The design of the cisplatin plan in this study, a monthly plan, was modeled on the cisplatin regimen from the study of perioperative chemoradiotherapy.[6] Definitive chemoradiotherapy with a monthly cisplatin regimen is commonly used in China,[11] which differs from the weekly cisplatin regimen used in the RTOG 0113 study.[5] In our study, without better prognosis, the cisplatin group had significantly more severe gastrointestinal (grade ≥2 vomiting, 15.9% vs 2.8% for fluorouracil or 4.7% for carboplatin regimes) and hematologic adverse events (grade 4 neutropenia, 43.0% vs 7.5% for fluorouracil or 15.0% carboplatin regimes) than the other 2 groups, resulting in more chemotherapy dose reductions (35.5% vs 5.6% for fluorouracil or 8.4% for carboplatin) and radiotherapy interruptions (38.3% vs 23.4% for fluorouracil or 26.2% for carboplatin).

Traditionally, cisplatin tends to induce more neutropenia and thrombocytopenia than fluorouracil, which was verified in the RTOG 0113 study (grade ≥3 myelotoxicity, 38% in the fluorouracil-based group vs 69% in the cisplatin-based group).[5] Moreover, the addition of paclitaxel to cisplatin led to more severe hematologic adverse events. In the study by Adelstein et al,[6] the paclitaxel-based regimen was associated with significantly more neutropenia (grade ≥3 neutropenia, 95% in the paclitaxel-based group vs 43% in the fluorouracil-based group) and neutropenia fever–induced hospitalization also occurred in a greater percentage of patients in the paclitaxel-based group (40% vs 17% in the fluorouracil-based group). Regarding gastrointestinal toxic effects, a 2007 meta-analysis[12] showed that cisplatin-based chemotherapy resulted in a significantly higher rate of gastrointestinal toxic effects (18% vs 8%) than that of carboplatin-based chemotherapy. In our study, a significantly higher percentage of patients in the cisplatin group experienced grade 3 or higher gastrointestinal toxic effects than those in the other 2 groups, but still a lower percentage than those in the cisplatin plus fluorouracil group in the ESO-Shanghai 1 trial (grade ≥3 vomiting, 18.7%), which might be due to the addition of aprepitant, a NK-1 receptor antagonist, together with the 5-TH3 receptor antagonists used in this trial according to the latest antiemesis guidelines. Higher percentages of patients with gastrointestinal toxic effects in the cisplatin group led to more grade 3 or higher hyponatremia events in this group (5.6% vs 0% for fluorouracil and 1.9% carboplatin).

Limitations

Several limitations of this study should be considered.
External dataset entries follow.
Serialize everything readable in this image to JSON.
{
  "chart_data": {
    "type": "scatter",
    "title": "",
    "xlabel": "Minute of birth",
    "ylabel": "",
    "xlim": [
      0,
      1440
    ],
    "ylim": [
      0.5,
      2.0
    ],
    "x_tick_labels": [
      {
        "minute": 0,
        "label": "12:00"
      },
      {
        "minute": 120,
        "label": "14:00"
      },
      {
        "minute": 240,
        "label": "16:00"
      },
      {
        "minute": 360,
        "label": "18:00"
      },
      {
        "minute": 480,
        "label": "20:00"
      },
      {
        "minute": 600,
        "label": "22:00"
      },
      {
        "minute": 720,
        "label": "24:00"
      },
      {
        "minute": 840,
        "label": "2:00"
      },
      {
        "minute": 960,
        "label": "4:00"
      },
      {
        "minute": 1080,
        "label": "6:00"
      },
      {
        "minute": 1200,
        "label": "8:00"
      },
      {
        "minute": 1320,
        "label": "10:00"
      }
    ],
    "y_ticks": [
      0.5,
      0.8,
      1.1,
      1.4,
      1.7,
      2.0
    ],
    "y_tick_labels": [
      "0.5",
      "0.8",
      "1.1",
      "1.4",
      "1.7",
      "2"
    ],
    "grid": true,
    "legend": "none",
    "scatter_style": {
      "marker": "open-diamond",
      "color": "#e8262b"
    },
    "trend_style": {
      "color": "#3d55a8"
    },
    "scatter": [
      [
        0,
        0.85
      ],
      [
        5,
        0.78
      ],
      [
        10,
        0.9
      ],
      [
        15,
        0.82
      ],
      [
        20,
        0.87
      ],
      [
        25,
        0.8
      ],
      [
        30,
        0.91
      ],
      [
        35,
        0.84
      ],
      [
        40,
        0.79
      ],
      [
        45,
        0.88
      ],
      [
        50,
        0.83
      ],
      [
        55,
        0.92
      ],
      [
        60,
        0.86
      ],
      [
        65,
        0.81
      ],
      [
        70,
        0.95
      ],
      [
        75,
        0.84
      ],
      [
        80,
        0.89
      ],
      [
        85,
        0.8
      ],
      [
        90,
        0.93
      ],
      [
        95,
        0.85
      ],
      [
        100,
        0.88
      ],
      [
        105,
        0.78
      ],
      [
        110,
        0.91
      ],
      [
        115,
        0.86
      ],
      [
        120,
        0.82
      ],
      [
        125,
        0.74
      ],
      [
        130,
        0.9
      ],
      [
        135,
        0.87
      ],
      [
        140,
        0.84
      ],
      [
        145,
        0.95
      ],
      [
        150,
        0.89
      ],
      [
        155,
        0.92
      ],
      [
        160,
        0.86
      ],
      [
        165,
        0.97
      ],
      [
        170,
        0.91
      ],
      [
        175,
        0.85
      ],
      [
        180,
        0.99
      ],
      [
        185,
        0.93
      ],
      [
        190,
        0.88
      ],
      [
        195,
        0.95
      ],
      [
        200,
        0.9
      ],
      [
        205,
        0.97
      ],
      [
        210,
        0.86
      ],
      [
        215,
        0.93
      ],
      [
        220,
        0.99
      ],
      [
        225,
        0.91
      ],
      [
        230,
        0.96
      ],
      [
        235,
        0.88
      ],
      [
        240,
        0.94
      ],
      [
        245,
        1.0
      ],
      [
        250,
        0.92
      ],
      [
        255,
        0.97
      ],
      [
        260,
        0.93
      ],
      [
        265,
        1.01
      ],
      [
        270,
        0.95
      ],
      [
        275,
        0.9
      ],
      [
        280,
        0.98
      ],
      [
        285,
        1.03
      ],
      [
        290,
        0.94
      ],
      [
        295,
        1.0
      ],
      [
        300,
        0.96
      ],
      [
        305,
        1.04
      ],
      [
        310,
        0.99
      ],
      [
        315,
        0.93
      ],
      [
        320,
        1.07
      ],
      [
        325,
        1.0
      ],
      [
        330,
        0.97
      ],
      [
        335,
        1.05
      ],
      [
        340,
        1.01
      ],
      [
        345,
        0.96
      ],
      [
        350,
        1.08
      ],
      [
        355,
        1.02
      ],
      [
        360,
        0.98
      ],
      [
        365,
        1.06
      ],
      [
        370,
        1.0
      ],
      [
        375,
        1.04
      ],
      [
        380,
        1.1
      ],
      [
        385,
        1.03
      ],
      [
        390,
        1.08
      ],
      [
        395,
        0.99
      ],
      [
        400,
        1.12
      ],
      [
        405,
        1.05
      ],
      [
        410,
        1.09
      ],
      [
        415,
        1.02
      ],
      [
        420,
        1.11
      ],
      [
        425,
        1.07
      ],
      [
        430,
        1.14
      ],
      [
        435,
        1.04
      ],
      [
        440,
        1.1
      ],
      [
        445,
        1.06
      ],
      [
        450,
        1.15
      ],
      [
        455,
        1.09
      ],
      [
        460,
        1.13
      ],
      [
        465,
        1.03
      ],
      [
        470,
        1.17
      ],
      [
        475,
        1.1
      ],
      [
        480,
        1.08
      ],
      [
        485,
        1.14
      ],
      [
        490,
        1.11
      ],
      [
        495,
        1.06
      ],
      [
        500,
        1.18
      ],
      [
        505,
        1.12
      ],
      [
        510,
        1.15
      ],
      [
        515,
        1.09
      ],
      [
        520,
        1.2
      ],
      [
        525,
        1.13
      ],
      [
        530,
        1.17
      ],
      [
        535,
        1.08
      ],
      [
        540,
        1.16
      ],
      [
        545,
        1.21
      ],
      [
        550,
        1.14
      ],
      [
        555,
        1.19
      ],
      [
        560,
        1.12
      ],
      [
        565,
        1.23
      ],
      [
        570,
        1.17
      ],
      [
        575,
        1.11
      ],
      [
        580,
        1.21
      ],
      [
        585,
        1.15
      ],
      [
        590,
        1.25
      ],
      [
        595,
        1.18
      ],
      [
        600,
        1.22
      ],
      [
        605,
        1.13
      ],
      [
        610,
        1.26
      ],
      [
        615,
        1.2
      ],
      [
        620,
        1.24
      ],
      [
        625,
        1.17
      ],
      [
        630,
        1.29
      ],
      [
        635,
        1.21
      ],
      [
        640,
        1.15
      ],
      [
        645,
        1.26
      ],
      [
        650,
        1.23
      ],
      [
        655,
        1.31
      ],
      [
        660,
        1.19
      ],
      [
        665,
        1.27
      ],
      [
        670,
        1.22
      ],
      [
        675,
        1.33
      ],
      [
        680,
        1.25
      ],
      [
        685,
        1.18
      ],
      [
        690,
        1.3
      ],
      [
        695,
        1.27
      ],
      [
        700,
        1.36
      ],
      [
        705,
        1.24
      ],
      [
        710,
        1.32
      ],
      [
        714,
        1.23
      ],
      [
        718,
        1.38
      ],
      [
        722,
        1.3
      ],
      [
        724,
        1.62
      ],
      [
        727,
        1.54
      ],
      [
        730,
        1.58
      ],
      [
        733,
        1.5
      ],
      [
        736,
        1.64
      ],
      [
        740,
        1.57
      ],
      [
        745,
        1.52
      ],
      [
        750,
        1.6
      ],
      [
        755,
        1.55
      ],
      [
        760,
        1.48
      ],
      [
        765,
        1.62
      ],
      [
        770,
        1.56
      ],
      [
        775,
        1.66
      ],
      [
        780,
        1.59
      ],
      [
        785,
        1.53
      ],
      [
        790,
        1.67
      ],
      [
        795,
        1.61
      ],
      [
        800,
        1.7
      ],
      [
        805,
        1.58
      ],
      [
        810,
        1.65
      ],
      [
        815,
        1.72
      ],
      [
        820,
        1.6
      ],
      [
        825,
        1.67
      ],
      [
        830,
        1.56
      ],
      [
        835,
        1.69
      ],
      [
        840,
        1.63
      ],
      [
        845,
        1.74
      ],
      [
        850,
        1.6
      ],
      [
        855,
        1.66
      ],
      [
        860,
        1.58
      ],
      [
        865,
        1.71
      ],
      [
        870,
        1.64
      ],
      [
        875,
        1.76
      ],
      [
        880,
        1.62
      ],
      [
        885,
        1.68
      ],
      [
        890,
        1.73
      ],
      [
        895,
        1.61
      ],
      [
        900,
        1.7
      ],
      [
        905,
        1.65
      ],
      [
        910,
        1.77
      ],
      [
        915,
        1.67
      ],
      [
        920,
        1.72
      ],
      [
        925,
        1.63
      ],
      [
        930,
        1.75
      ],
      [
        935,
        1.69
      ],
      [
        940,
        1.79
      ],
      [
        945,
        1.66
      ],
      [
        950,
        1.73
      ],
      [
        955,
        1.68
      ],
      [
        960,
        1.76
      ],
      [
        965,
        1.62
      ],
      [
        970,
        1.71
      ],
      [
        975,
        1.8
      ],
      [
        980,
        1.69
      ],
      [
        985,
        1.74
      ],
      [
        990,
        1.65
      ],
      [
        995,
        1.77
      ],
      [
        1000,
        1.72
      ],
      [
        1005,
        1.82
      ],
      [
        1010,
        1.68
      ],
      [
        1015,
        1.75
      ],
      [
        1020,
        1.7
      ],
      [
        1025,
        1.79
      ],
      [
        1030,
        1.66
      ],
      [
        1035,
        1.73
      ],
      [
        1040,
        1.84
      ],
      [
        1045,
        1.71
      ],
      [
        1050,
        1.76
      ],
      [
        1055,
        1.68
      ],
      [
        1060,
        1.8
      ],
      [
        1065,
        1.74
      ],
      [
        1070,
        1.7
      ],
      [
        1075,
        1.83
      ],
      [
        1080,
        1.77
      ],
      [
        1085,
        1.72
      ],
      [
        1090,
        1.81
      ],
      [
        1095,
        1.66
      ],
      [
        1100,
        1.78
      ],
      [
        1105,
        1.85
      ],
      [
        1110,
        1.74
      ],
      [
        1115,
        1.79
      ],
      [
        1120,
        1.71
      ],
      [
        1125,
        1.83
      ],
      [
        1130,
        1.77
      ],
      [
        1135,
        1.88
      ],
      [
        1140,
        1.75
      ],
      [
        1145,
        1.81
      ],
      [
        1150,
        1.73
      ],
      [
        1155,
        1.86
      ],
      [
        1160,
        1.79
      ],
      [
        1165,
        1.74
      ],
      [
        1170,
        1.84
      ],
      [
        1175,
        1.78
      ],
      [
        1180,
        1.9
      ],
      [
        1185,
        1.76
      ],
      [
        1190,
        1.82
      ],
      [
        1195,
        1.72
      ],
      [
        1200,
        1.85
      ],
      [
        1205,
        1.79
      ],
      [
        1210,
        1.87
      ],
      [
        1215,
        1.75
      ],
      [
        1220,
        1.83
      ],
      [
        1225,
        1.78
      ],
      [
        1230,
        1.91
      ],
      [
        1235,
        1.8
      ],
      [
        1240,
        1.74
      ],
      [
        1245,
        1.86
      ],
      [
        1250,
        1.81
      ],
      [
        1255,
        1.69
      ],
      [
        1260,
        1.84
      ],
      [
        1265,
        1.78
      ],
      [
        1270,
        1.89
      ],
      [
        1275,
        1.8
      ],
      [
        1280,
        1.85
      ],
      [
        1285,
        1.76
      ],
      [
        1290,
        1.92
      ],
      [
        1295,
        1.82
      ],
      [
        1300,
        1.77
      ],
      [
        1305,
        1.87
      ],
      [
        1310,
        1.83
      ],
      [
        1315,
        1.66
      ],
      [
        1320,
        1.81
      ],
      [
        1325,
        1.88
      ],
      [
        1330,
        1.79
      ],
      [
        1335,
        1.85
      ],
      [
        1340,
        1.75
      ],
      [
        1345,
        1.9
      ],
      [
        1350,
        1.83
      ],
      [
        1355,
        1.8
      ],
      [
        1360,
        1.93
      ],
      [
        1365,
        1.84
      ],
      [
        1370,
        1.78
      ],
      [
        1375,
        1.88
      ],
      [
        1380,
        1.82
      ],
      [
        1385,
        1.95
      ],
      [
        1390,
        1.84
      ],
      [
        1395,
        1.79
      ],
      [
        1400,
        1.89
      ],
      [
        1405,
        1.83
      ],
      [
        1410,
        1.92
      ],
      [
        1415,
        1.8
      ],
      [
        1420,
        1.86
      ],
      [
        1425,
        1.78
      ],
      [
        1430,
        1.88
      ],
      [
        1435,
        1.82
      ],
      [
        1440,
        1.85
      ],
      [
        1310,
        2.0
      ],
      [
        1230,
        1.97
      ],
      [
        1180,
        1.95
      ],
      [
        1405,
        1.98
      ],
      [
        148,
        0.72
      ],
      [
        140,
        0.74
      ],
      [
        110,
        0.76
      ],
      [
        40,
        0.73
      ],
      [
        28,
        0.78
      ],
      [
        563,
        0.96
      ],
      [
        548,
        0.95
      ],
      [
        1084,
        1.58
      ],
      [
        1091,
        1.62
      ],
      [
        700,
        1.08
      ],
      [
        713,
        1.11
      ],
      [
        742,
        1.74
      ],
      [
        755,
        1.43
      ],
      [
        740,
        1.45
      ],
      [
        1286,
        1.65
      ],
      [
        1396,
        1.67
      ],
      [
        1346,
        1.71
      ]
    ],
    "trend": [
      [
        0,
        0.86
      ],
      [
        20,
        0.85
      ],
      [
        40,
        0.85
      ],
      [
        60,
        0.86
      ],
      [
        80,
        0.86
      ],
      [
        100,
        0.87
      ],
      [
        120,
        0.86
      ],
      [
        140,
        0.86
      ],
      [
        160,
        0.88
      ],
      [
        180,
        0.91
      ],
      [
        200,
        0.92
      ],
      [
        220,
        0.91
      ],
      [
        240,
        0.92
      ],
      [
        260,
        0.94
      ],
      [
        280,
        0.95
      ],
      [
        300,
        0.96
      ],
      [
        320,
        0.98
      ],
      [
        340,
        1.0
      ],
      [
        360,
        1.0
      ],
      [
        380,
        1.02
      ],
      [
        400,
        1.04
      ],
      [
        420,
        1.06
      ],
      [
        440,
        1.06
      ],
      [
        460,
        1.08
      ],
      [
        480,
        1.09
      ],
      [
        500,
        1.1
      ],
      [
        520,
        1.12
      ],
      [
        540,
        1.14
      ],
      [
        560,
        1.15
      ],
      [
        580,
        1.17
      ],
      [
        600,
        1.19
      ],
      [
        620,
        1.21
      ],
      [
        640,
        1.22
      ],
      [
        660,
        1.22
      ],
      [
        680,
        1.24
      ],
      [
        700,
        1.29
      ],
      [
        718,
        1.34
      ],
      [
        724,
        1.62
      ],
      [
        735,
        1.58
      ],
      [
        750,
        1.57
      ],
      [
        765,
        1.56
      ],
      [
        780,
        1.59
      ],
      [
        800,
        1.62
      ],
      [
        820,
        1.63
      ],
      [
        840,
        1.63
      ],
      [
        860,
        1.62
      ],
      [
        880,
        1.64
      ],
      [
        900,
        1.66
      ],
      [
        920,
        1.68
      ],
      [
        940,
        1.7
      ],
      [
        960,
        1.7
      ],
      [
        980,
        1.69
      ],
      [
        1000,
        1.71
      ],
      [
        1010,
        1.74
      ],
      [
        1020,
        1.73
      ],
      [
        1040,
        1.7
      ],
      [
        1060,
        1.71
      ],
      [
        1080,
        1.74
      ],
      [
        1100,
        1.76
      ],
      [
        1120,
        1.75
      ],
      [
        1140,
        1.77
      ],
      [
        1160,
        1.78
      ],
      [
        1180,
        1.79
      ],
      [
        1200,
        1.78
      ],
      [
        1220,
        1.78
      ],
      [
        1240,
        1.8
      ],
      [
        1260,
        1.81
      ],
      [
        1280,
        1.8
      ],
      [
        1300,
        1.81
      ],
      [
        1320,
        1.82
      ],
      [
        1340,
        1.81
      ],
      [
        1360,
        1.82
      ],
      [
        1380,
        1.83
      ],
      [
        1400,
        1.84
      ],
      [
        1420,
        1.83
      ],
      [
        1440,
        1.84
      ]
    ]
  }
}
First, in view of the similarity in survival and difference in adverse events between different groups, quality of life should be added to the study, and a noninferiority study design would be more meaningful. In addition, for the radiation dose, a total dose of 61.2 Gy was delivered in this study instead of the 50.4 Gy dose that is common in Western countries. The main reason for this difference was that the standard radiation dose for radical chemoradiotherapy was still 60 to 70 Gy in Chinese guidelines and clinical practice. We believe that these differences did not alter the results of the study because patients were randomized into 3 groups that received the same radiotherapy regimen.

Conclusions

In a comparison of paclitaxel-based chemotherapy regimens, fluorouracil did not show OS superiority over cisplatin or carboplatin in definitive chemoradiation for patients with locally advanced ESCC. Different toxicity profiles were observed. The weekly fluorouracil or carboplatin plans were accompanied by relatively mild toxic effects while the monthly cisplatin regimen led to higher rates of hematologic and gastrointestinal toxic effects.